A whole-genome resequencing–based SNP dataset for lentil
Data files
May 13, 2026 version files 81.61 GB
-
lentil_wgs_238samples.vcf.gz
81.61 GB
-
README.md
1.03 KB
May 13, 2026 version files 81.61 GB
-
lentil_wgs_238samples.vcf.gz
81.61 GB
-
README.md
1.01 KB
Abstract
Lentil is an important legume crop with significant nutritional value, playing a pivotal role in environmentally sustainable agricultural systems. The lentil whole-genome resequencing data have not been reported. In this study, we resequenced a total of 238 Lens accessions, including 112 cultivated lentils, 71 landraces, and 55 wild species, and generated a comprehensive map of lentil genome variation with 103,290,296 single nucleotide polymorphisms (SNPs). The highest numbers of variants were observed in wild species overall. Population genomic analysis revealed that lentil was first domesticated in the Near East. Among wild species, L. orientalis showed the closest relationship with cultivated lentils. Demographic history analysis demonstrated the divergence time between L. orientalis and L. culinaris was around 12 Kya. Scans for selective sweeps indicated traits including flowering time and disease resistance might have been under continuous selection during domestication. The genetic architecture of Fusarium root rot resistance and other economically and agronomically important traits was also identified.

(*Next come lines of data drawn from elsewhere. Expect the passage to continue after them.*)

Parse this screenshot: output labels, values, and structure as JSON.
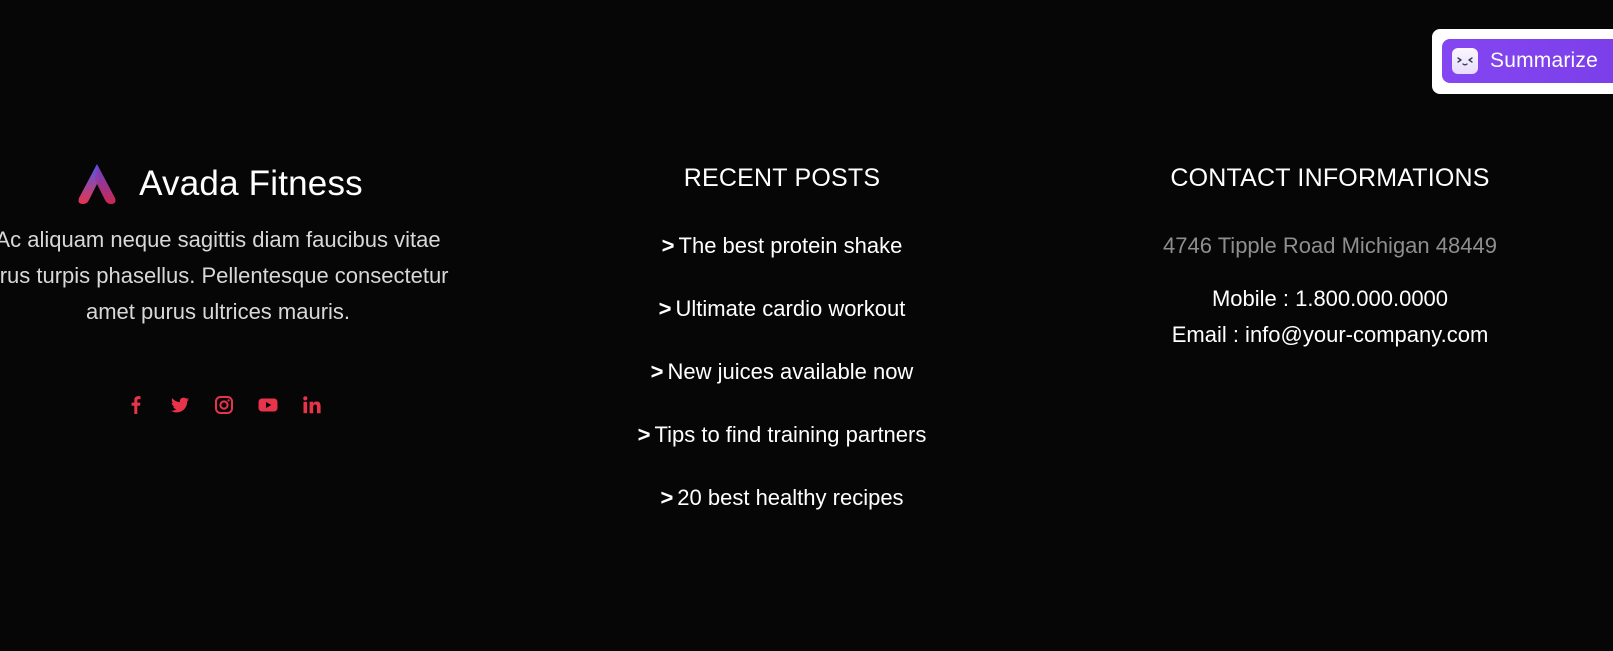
{
  "brand": {
    "name": "Avada Fitness",
    "logo_icon": "avada-logo-icon",
    "description_lines": [
      "Ac aliquam neque sagittis diam faucibus vitae",
      "urus turpis phasellus. Pellentesque consectetur",
      "amet purus ultrices mauris."
    ]
  },
  "socials": [
    {
      "name": "facebook-icon"
    },
    {
      "name": "twitter-icon"
    },
    {
      "name": "instagram-icon"
    },
    {
      "name": "youtube-icon"
    },
    {
      "name": "linkedin-icon"
    }
  ],
  "recent_posts": {
    "title": "RECENT POSTS",
    "items": [
      {
        "chevron": ">",
        "label": "The best protein shake"
      },
      {
        "chevron": ">",
        "label": "Ultimate cardio workout"
      },
      {
        "chevron": ">",
        "label": "New juices available now"
      },
      {
        "chevron": ">",
        "label": "Tips to find training partners"
      },
      {
        "chevron": ">",
        "label": "20 best healthy recipes"
      }
    ]
  },
  "contact": {
    "title": "CONTACT INFORMATIONS",
    "address": "4746 Tipple Road Michigan 48449",
    "mobile": "Mobile : 1.800.000.0000",
    "email": "Email : info@your-company.com"
  },
  "summarize": {
    "label": "Summarize",
    "icon": "summarize-face-icon"
  },
  "colors": {
    "background": "#060606",
    "social_icon": "#e8344a",
    "summarize_bg": "#8446f0",
    "address_text": "#8e8e8e"
  }
}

The two genes encoding a toll-interleukin receptor nucleotide-binding site leucine-rich repeat (TIR-NBS-LRR) protein and an auxin-binding protein were predicated as candidate genes associated with Fusarium root rot resistance. This study provides valuable genomic resources for both basic and applied efforts to understand and exploit the genetic basis of important traits for lentil crop improvement via molecular breeding.
Dataset DOI: 10.5061/dryad.n02v6wxbh
Description of the data and file structure
This lentil genomic variants dataset contains ~103 million single nucleotide polymorphisms (SNPs) identified from whole-genome resequencing of 238 lentil samples. The sequencing reads were aligned to the lentil reference genome CDC Redberry v2.0. Variants were called using GATK v4 software and stored in Variant Call Format (VCF, v4.2) for downstream analysis.
Files and variables
File: lentil_wgs_238samples.vcf.gz
Access information
The whole-genome resequencing raw data used to generate the SNP dataset are available at the National Center for Biotechnology Information-Sequence Read Archive (NCBI-SRA) database (https://www.ncbi.nlm.nih.gov/sra) under accession number PRJNA1128027.
Change Log
Version 2: minor edit in README. No file changed.